La Fabrique
de Sponge
Tragédie
Sénat. Trois sénateurs discutent, trois gardes non loin.
Sénateur
Convoqués par une pauvresse de métèque
Nous voici dans une bien sale expectative...
Je m’en viens droit des termes, mon corps est déjà sec
Donc cette pause se doit d’être productive…
Une femme fait irruption.
Femme
La jolie reine la pauvre a perdu ses plumes
Son flan décharné la titillant sous la brise
Brise qui change la goutte de d’eau en écume :
Une caresse ; une brûlure, et qu’on attise.
Voyez ! La nature même veut me saigner
M’écharper dans un coin ou me pendre en public
Etendre mes tripes ou saboter mes pensées
Qu'on m'admire gésir au sol, seule, hystérique.
Thanatos me toise, ses attentes sont nuptiales.
Eros me voit anxieuse et le vil s’en régale !
C’est la conspiration d’un monde contre une âme
Qu'il faut à l'évidence accabler d'un grand dam !
Sans doute la plèbe verra-t-elle ces mots
Comme une logorrhée d'une veuve flétrie
Peinte comme celles de drames ancestraux
Qui, meurtries, passent le temps maudissant la vie,
Même Zeus me veut du mal ! Et puis même Héra !
Sénateur
Mais qu'elle se taise ou fasse montre de sens !
Un colloque impromptu pour subir sa démence ?
Femme
Sénateurs ! Je m’épands pour montrer mon émoi !
Je laisse rugir mon cœur à vif et en sang
Après qu’on ait ôté la vie de mon enfant !
Vous pouvez voir l’eau qui jaillit, trempe mes yeux :
Évoquer ce bambin détruit bien mon humeur.
Mes sanglots prouvent la cruauté de nos Dieux
Et de la liesse qu’ils sentent à tordre mon cœur !
Sénateur
Une mère venant pleurer son fils Guerrier ?
Ce en plein Sénat ? Tout ceci est une farce !
Le sel sur ses joues ne fait que déshonorer
Un esprit vaillant qui repose auprès de Mars !
Femme
Vous me parlez de ce que vous pensez savoir
Mais aucun de mes fils ne périt par le fer
Ou il eût fallu qu’ils vécussent d’une part,
Et qu’ils héritassent de la folie guerrière !
Je fais là le deuil de mon pauvre tout petit
Je m’effondre à l’idée de ce qu’il eût pu être,
Je regrette ces jours où il n’a pas souri
Des diables ayant nié mon droit à le voir naître …
Je ne suis point fertile ! Je suis le sable noir…
Rugueux, morne et sombre, aux allures de charbon.
La chair me fuit, ainsi que l’amour et l’espoir
Les plantes se moquent de mon corps infécond !
La poussière jonchant le sol, je suis comme elle,
Nous attendons que le vent vienne, nous éparpille,
La brise passée, je n’ai plus rien d’une fille,
Cadavre articulé de cent milles ficelles.
A ces mots mes pores se regorgent de larmes,
Une fresque de peaux qui se meurt devant vous.
J'implore envoûtements, sortilèges et charmes
Pour qu'on comble mon vœux de m'isoler de tout !
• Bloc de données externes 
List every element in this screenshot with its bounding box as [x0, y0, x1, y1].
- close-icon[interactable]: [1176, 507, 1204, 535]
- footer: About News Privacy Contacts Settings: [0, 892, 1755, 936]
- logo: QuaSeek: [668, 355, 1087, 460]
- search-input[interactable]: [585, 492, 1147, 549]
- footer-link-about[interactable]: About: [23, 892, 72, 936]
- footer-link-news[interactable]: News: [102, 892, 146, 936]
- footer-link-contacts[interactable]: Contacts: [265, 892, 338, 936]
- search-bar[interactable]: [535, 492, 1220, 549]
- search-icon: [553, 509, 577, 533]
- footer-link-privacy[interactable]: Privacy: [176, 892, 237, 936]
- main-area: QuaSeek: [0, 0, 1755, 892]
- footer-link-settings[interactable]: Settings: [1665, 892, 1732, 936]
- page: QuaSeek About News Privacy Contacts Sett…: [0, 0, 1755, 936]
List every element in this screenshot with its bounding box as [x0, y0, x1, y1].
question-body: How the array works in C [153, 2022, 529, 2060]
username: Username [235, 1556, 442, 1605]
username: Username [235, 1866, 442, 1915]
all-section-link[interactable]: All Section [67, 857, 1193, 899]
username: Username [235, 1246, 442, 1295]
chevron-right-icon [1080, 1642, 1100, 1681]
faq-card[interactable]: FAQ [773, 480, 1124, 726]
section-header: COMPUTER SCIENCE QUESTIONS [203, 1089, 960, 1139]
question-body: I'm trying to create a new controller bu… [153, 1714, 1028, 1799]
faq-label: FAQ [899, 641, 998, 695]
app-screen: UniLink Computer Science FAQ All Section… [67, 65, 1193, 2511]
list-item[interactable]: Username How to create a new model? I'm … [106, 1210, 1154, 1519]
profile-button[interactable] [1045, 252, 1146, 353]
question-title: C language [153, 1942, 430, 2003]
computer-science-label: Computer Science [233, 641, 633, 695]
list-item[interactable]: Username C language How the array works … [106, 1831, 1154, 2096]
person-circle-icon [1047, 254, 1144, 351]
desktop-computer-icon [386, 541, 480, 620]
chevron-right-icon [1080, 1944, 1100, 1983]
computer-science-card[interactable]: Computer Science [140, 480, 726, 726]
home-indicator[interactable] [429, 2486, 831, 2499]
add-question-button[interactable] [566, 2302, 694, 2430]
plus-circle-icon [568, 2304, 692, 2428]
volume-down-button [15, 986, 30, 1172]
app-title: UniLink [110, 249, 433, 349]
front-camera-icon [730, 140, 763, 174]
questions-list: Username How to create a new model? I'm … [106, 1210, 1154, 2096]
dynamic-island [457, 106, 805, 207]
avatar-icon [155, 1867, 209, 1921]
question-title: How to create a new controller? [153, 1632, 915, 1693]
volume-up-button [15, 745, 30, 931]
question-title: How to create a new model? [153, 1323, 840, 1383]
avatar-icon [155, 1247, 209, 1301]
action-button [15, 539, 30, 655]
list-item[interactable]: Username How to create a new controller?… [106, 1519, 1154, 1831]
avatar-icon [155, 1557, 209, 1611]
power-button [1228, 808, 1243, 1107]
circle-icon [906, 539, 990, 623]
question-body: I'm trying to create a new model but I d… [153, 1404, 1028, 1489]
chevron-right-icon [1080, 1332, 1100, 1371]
A votre ceinture ce glaive pourrait faire
Bien plus qu’un don ou une aumône bienveillante,
Il tairait la Harpie qui rêve de se taire,
Noierait la sirène qui haït être charmante,
Laisserait Hermès se balader sans courir
Ou rendrait des yeux à ce pauvre Tirésias.
Il aiderait Achille à vaincre sans périr
Ou laisser la guerre pour vivre de la chasse.
Ce glaive – sortez-le ! – a la force d'un déluge
Son rôle est de purger, et tout ce qui doit l’être,
Fendre et détruire à la façon d’un démiurge,
Le sol laissé pour de nouveaux bourgeons à naître.
Sénateur
Garde ! il suffit ! Rangez sur l’instant cette épée !
Béotien de bretteur ! Il s'est fait abusé !
Femme
Las ! Finies mes angoisses, et la mélancolie !
Je m’en vais retrouver les bras de mon mari
Peut-être sur les Champs donnerai-je la vie
Et nous nous sourirons, moi et puis la nature
Je profiterai de chaque jour, chaque nuit
Et d'un repos final depuis ma sépulture !
Tranche, guerrier, comme le centurion l’a appris,
Mire ma défiance qui mérite la mort,
Car à n’en pas douter j'ai le genre d’esprit
Qui brûlera Rome à moins qu’on scelle son sort !
La femme se jette sur l’arme tendue du soldat.